Worshipping icons was not a characteristic of early Christian Church. Here is the evidence of that we find with its church fathers and earlier synods:
"It is an insult for God to make an image of Him in wood or stone." (Justin the Martyr, Justin's apology, II, p.44)
"God is to be respected withot pictures. Worshipping icons disgraces God." (Augustin, De Civitate Dei, 1. VII, C.5.)
"Infamy would be done by a believer who makes a material image in a church; thence he would be guilty of blasphemy condemned by saint Paul for he would thereby replace the form of the immortal God with a form of a mortal man." (Augustin, De Fide, fym. c. VII)
"We Christians have nothing in common with statues, for it is said by the second God's commandment. The first thing we bring forth to those who come to us - is to scorn idols and all statues and pictures; the character of Christian religion is such that it tend to elevate our thoughts above statues, in accordance with God's law given to humanity." (Origen against Celsius, 1,V,7)

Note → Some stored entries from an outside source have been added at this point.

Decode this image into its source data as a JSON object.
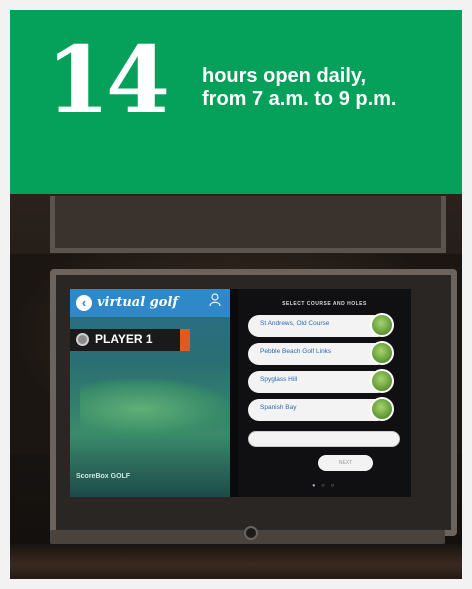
{
  "stat": {
    "number": "14",
    "line1": "hours open daily,",
    "line2": "from 7 a.m. to 9 p.m."
  },
  "colors": {
    "banner": "#05a05a",
    "header_blue": "#2f89c9",
    "player_flag": "#e05a1f"
  },
  "screen": {
    "app_title": "virtual golf",
    "player_label": "PLAYER 1",
    "brand": "ScoreBox GOLF",
    "select_title": "SELECT COURSE AND HOLES",
    "courses": [
      {
        "name": "St Andrews, Old Course"
      },
      {
        "name": "Pebble Beach Golf Links"
      },
      {
        "name": "Spyglass Hill"
      },
      {
        "name": "Spanish Bay"
      }
    ],
    "next_label": "NEXT",
    "page_dots": "● ○ ○"
  }
}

"Holy and ecumenical council... conforming to God's word, in accordance with six previous synods, and according to the accepted doctrine of church fathers and practice of the Church since the first days asserts and announce, in the name of Holy Trinity, with one heart and mind, that worshipping statues and pictures is forbidden; that worshipping statues and pictures or some other creature is encroaching the honor we owe to God and that it is falling into idolatry." (Synod at Hierea near Constantinople, year 754)

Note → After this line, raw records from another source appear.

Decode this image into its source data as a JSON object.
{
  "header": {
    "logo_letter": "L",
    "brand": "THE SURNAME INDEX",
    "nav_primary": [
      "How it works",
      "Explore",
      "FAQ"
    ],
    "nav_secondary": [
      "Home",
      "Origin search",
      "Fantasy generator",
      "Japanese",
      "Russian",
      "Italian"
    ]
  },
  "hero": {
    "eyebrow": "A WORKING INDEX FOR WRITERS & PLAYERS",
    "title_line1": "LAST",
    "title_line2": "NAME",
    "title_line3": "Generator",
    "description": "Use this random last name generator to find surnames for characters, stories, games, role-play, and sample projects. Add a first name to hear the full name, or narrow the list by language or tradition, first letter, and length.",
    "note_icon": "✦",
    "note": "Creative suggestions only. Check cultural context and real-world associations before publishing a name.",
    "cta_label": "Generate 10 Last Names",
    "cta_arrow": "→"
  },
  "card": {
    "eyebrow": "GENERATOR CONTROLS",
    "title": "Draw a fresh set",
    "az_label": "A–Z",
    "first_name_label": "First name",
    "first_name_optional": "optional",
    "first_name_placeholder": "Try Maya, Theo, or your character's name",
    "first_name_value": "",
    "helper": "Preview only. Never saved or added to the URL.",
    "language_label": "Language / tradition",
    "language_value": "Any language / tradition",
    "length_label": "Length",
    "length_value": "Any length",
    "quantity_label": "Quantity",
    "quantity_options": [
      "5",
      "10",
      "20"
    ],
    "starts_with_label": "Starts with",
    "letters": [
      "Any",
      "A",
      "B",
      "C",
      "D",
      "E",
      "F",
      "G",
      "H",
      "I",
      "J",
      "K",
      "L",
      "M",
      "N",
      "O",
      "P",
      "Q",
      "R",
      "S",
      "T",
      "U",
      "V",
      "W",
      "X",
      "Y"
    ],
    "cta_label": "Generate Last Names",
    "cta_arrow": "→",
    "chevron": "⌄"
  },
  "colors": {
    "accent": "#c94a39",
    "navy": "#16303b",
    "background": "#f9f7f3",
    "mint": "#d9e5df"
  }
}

If our attention dwells on a created instead of on Creator, it cannot remain without consequences. It suffices to see the character of an idolater and understand that a man transforms into what he looks at. He is cold and dead spiritually as well as the object of his worship:
"Their idols are silver and gold, the work of men's hands. They have mouths, but they speak not: eyes have they, but they see not. ... They that make them are like unto them; so is every one that trusteth in them." (Psalm 115:4-8)

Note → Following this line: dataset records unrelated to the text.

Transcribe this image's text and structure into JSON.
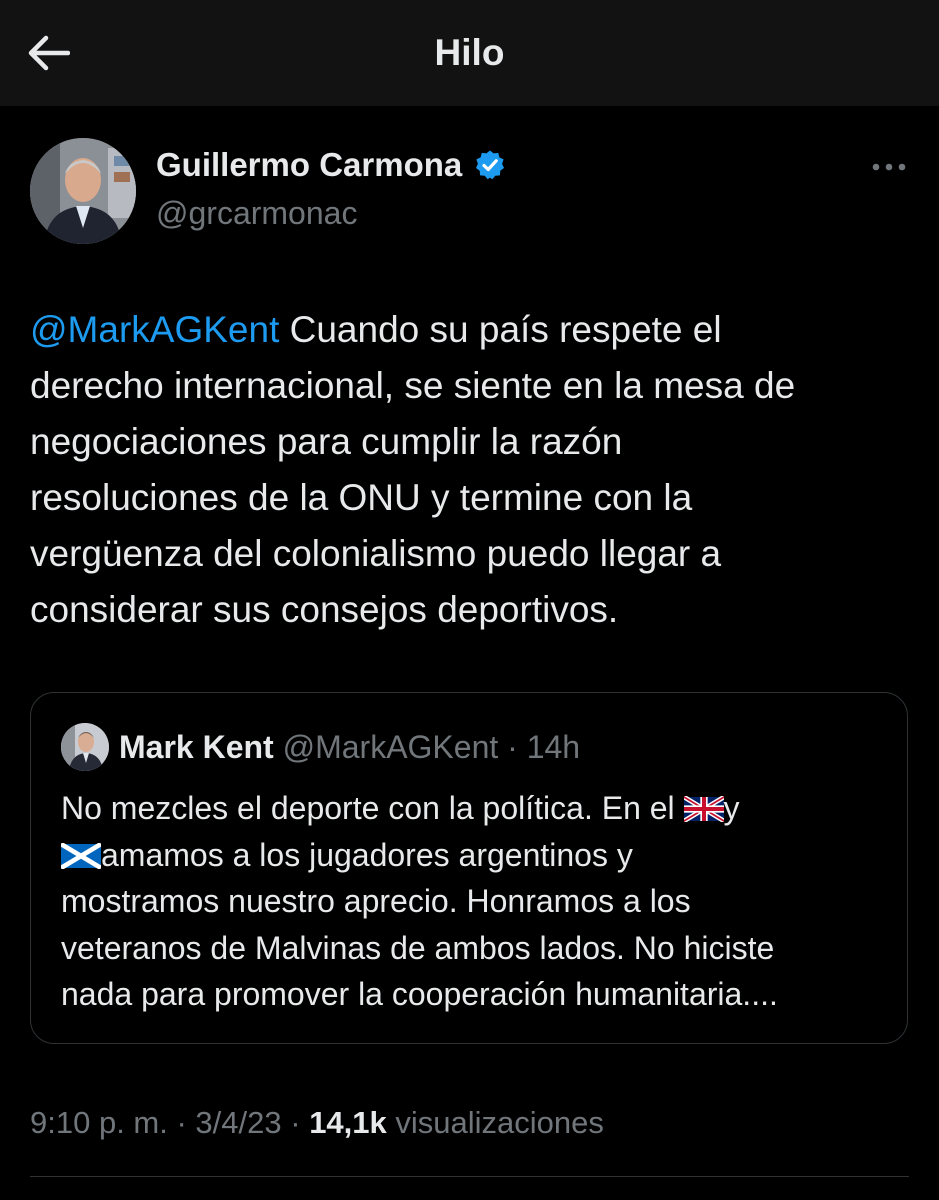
{
  "header": {
    "title": "Hilo",
    "back_icon": "arrow-left-icon"
  },
  "tweet": {
    "author": {
      "name": "Guillermo Carmona",
      "handle": "@grcarmonac",
      "verified": true,
      "verified_color": "#1d9bf0"
    },
    "more_icon": "more-horizontal-icon",
    "mention": "@MarkAGKent",
    "text_lines": [
      " Cuando su país respete el",
      "derecho internacional, se siente en la mesa de",
      "negociaciones para cumplir la razón",
      "resoluciones de la ONU y termine con la",
      "vergüenza del colonialismo puedo llegar a",
      "considerar sus consejos deportivos."
    ],
    "time": "9:10 p. m.",
    "date": "3/4/23",
    "views_count": "14,1k",
    "views_label": "visualizaciones"
  },
  "quoted": {
    "name": "Mark Kent",
    "handle": "@MarkAGKent",
    "time": "14h",
    "line1_a": "No mezcles el deporte con la política.  En el ",
    "line1_flag": "uk-flag-icon",
    "line1_b": "y",
    "line2_flag": "scotland-flag-icon",
    "line2_text": "amamos a los jugadores argentinos y",
    "line3": "mostramos nuestro aprecio. Honramos a los",
    "line4": "veteranos de Malvinas de ambos lados. No hiciste",
    "line5": "nada para promover la cooperación humanitaria...."
  },
  "colors": {
    "background": "#000000",
    "topbar": "#121212",
    "text": "#e7e9ea",
    "secondary": "#71767b",
    "accent": "#1d9bf0",
    "border": "#2f3336"
  }
}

Is a cold human heart to be heated by the even colder walls of a church? God does not dwell in hand-made churches (Acts 17:24) but in His faithful children. Whereas a corporal heart is delighted with beauty of a building, the spiritual soul notices and recognizes the character of the living Christ's Church; the community of the faithful ones. A living man should be a light to the world (Matthew 5:14) and raise the thoughts of people from visible to invisible, from the material reality to the spiritual one.
What opens really our hearts to God are not certain pictures, rituals, designations (names) or phenomena, but the correct idea about the character of God's unselfish love, the idea we can acquire by prayer and reasonable studying of His word. That idea is sublime in relation to our character and therefore it will elevate us.